KRICOM - Konflik kepemimpinan sedang melanda Partai Hanura. Aksi saling pecat di antara dua kubu, yaitu kubu Oesman Sapta Odang (OSO) dan Sarifuddin Suding tak terelakkan.
Menanggapi hal itu, pengamat komunikasi politik, Emrus Sihombing mengatakan bahwa sebagai partai modern, seharusnya perbedaan itu bisa diselesaikan secara internal. Emrus menyayangkan bila permasalahan internal itu sampai dibawa ke ranah publik.
“Di situlah ketidakdewasaan partai di Indonesia ini. Saya kira persoalannya sama seperti di Partai Golkar ketika persoalan internal dibawa ke ranah publik,” kata Emrus kepada Kricom, Selasa (16/1/2018).
Emrus menilai seharusnya partai politik mengedepankan kompromi dalam menyelesaikan persoalan. Sebab, yang terjadi di tubuh Partai Hanura ini sejatinya adalah masalah internal partai.
"Meski kita juga mengakui dalam kompromi politik tidak semua kepentingan bisa terakomodasi," ujar Emrus.
Lebih lanjut, Emrus melihat ada dua faksi yang sangat kuat di internal Partai Hanura, yaitu faksi Wiranto selaku pendiri Partai dan faksi OSO yang kini menjabat Ketua Umum.
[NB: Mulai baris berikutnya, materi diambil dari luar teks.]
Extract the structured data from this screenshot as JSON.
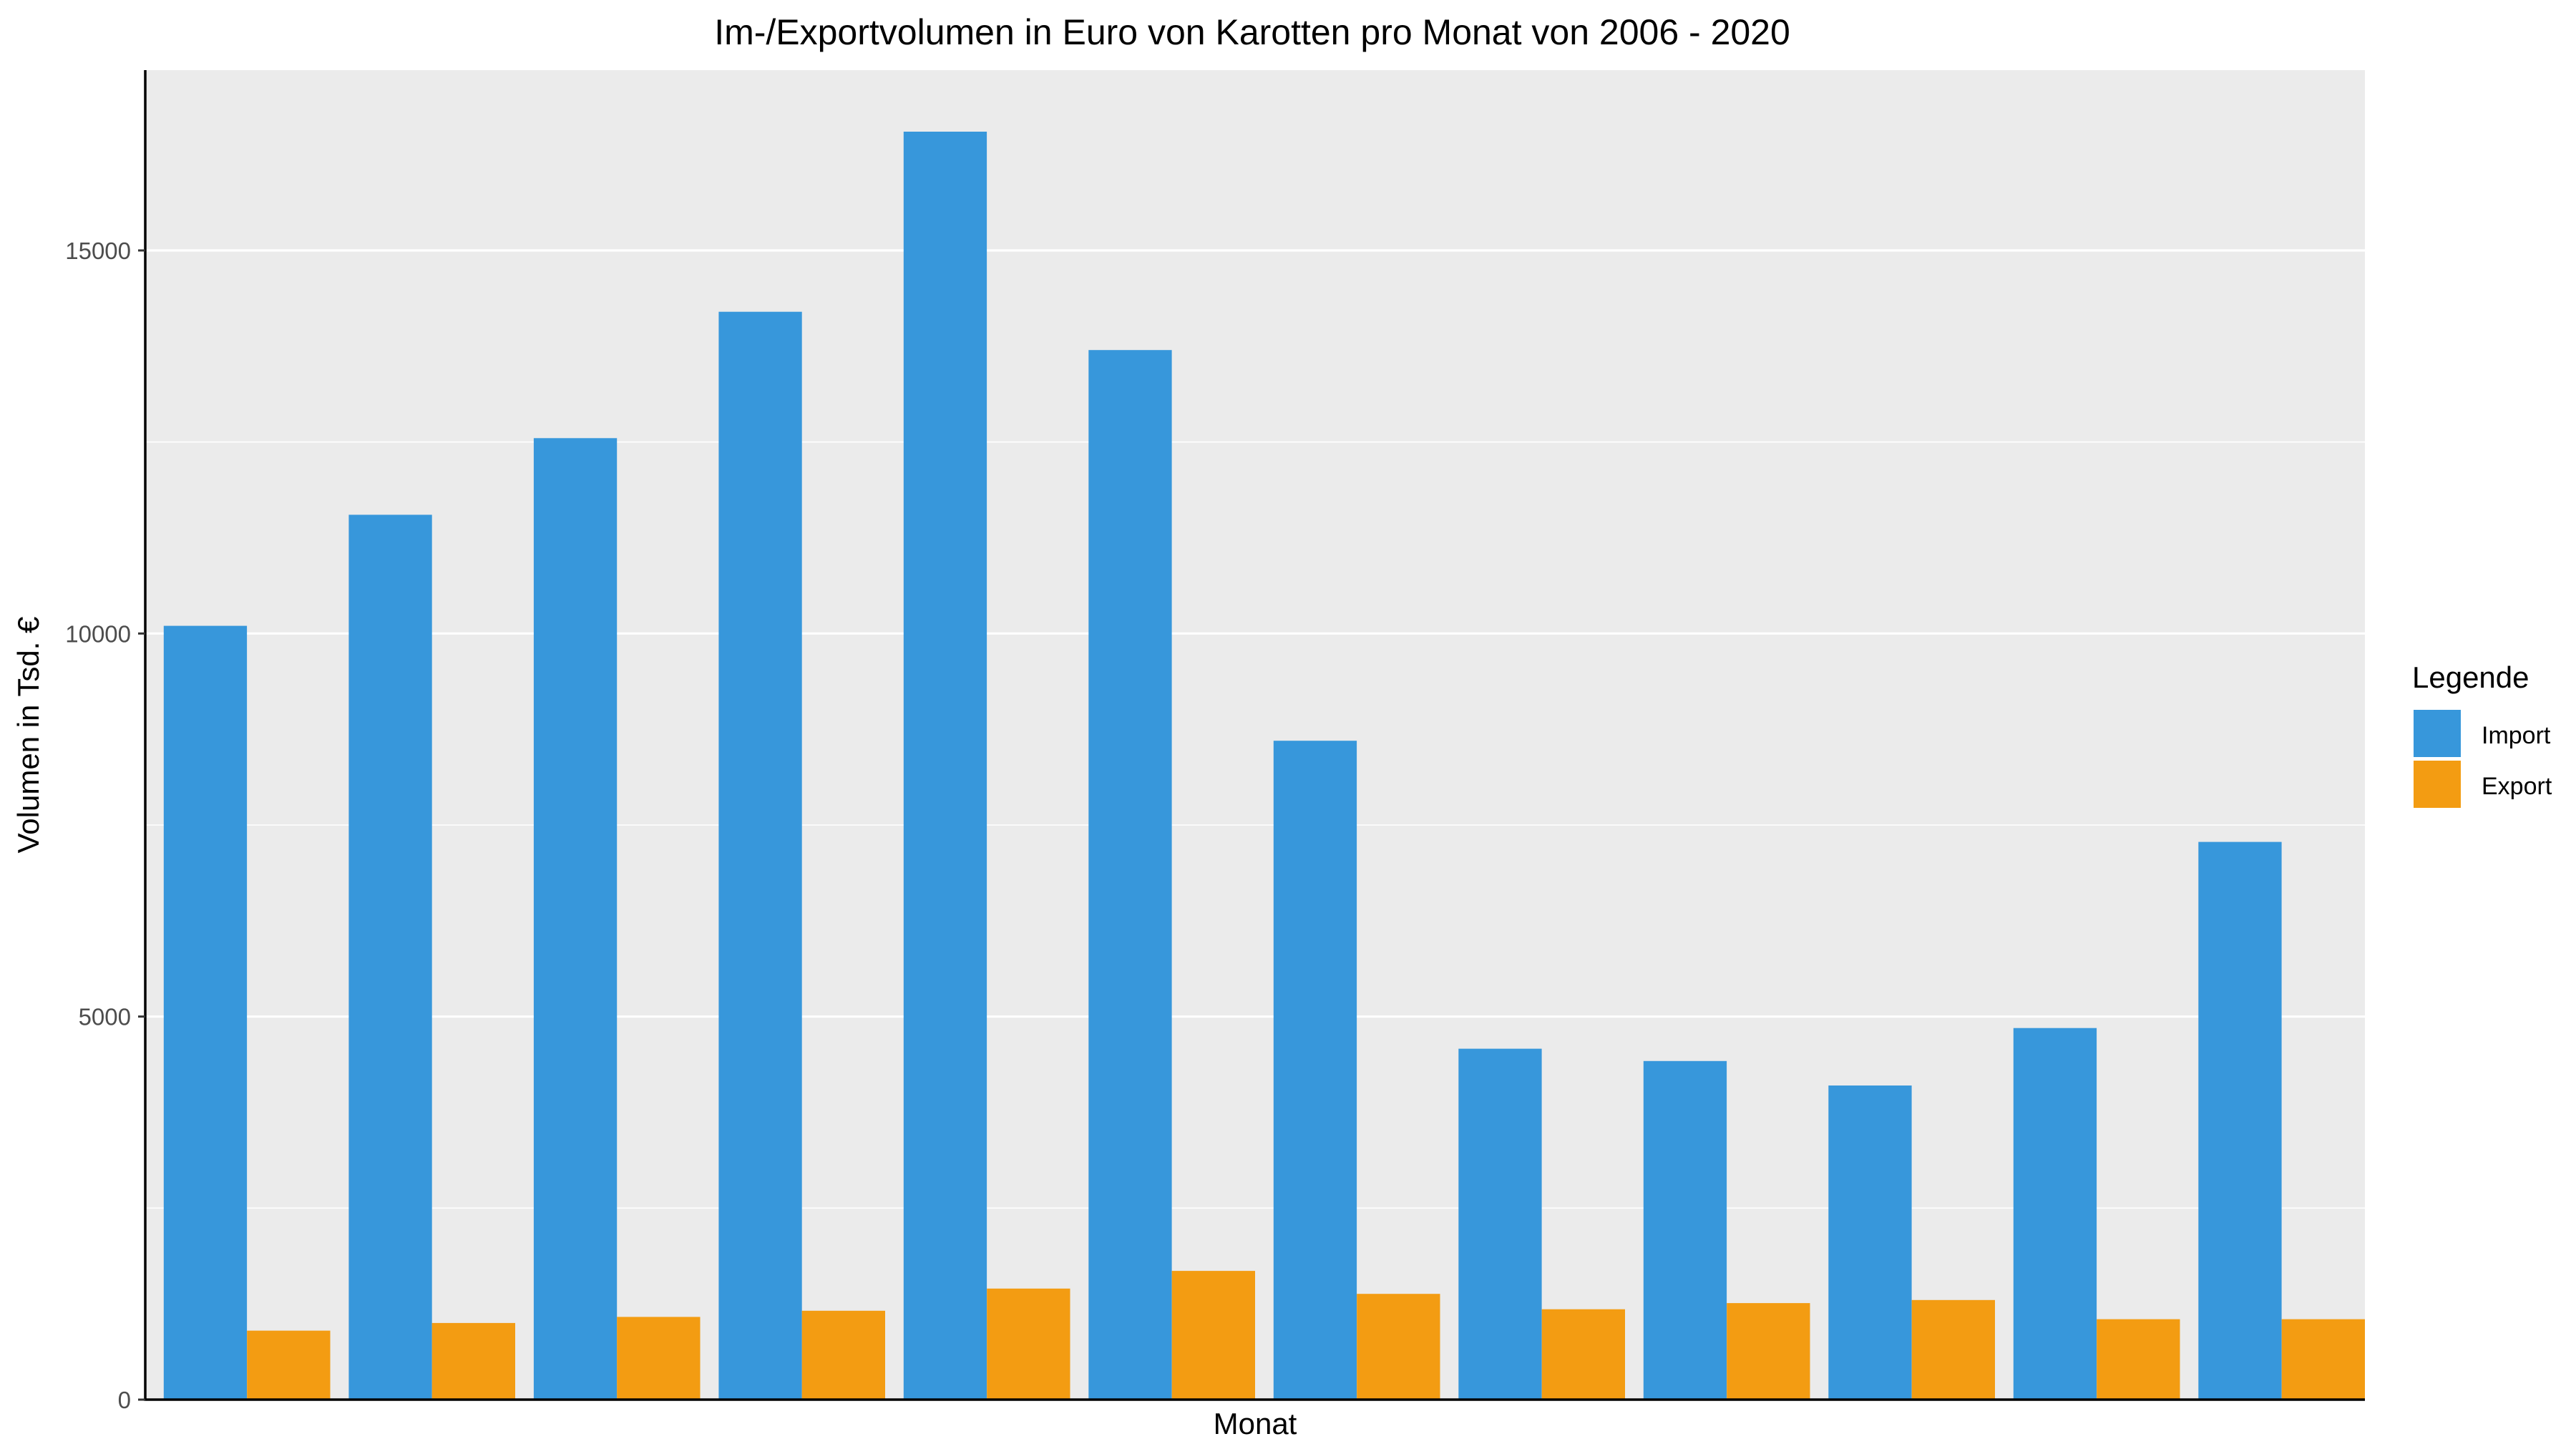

Ia melihat transisi kepemimpinan dari Wiranto ke OSO tidak berjalan mulus, artinya banyak kepentingan-kepentingan yang tidak terakomodir.
Selain itu, Emrus menilai terjadinya kisruh di internal Partai Hanura karena OSO bukan figur pemimpin yang mengakar di Hanura. Sebab, OSO tidak menjadi bagian dari Hanura sejak partai ini didirikan pada 2006 lalu.
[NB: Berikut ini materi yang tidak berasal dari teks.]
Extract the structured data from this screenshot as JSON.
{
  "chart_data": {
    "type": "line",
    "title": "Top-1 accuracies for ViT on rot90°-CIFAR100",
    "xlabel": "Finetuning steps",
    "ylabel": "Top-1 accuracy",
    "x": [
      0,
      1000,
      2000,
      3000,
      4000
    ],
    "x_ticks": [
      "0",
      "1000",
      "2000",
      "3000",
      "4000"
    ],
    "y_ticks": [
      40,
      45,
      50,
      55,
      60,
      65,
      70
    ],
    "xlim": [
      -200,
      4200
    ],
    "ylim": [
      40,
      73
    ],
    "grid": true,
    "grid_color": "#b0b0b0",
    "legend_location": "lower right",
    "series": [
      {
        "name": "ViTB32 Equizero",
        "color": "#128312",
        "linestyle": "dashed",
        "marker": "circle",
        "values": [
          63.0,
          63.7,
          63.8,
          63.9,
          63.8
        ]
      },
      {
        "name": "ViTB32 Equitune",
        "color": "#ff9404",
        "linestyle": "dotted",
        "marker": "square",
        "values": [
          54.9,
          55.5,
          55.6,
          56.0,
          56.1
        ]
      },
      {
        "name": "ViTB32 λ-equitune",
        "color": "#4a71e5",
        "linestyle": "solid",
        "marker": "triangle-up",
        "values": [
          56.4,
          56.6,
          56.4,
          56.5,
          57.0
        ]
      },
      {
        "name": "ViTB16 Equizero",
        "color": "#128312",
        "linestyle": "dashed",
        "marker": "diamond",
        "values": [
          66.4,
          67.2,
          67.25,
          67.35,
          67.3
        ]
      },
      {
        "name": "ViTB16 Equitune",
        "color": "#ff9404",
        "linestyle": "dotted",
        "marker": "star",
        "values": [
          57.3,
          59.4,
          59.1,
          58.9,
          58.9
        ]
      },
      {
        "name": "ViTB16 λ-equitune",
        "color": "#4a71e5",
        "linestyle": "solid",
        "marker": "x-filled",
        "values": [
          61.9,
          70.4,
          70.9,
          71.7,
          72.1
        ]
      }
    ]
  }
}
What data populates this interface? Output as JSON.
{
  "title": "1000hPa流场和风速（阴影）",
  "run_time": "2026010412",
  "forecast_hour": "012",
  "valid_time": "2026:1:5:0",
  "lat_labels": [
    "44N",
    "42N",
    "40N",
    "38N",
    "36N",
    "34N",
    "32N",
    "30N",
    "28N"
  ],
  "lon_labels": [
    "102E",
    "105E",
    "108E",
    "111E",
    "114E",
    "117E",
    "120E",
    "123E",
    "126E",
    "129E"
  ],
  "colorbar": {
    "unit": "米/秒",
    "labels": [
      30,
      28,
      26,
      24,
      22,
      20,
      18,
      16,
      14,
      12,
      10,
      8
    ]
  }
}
Apalagi, OSO sendiri baru menjabat sebagai Ketua Umum sejak 2016 lalu ketika Wiranto mendapat perintah untuk menjabat sebagai Menkopolhukam.
"OSO kan duduk di singgasana ketika Hanura sudah established. Jadi dengan kata lain, OSO memimpin setelah Hanura existing dan tidak berjuang dari bawah. Nah, tokoh yang tidak berjuang dari bawah itu biasanya tidak mengakar,” tandasnya.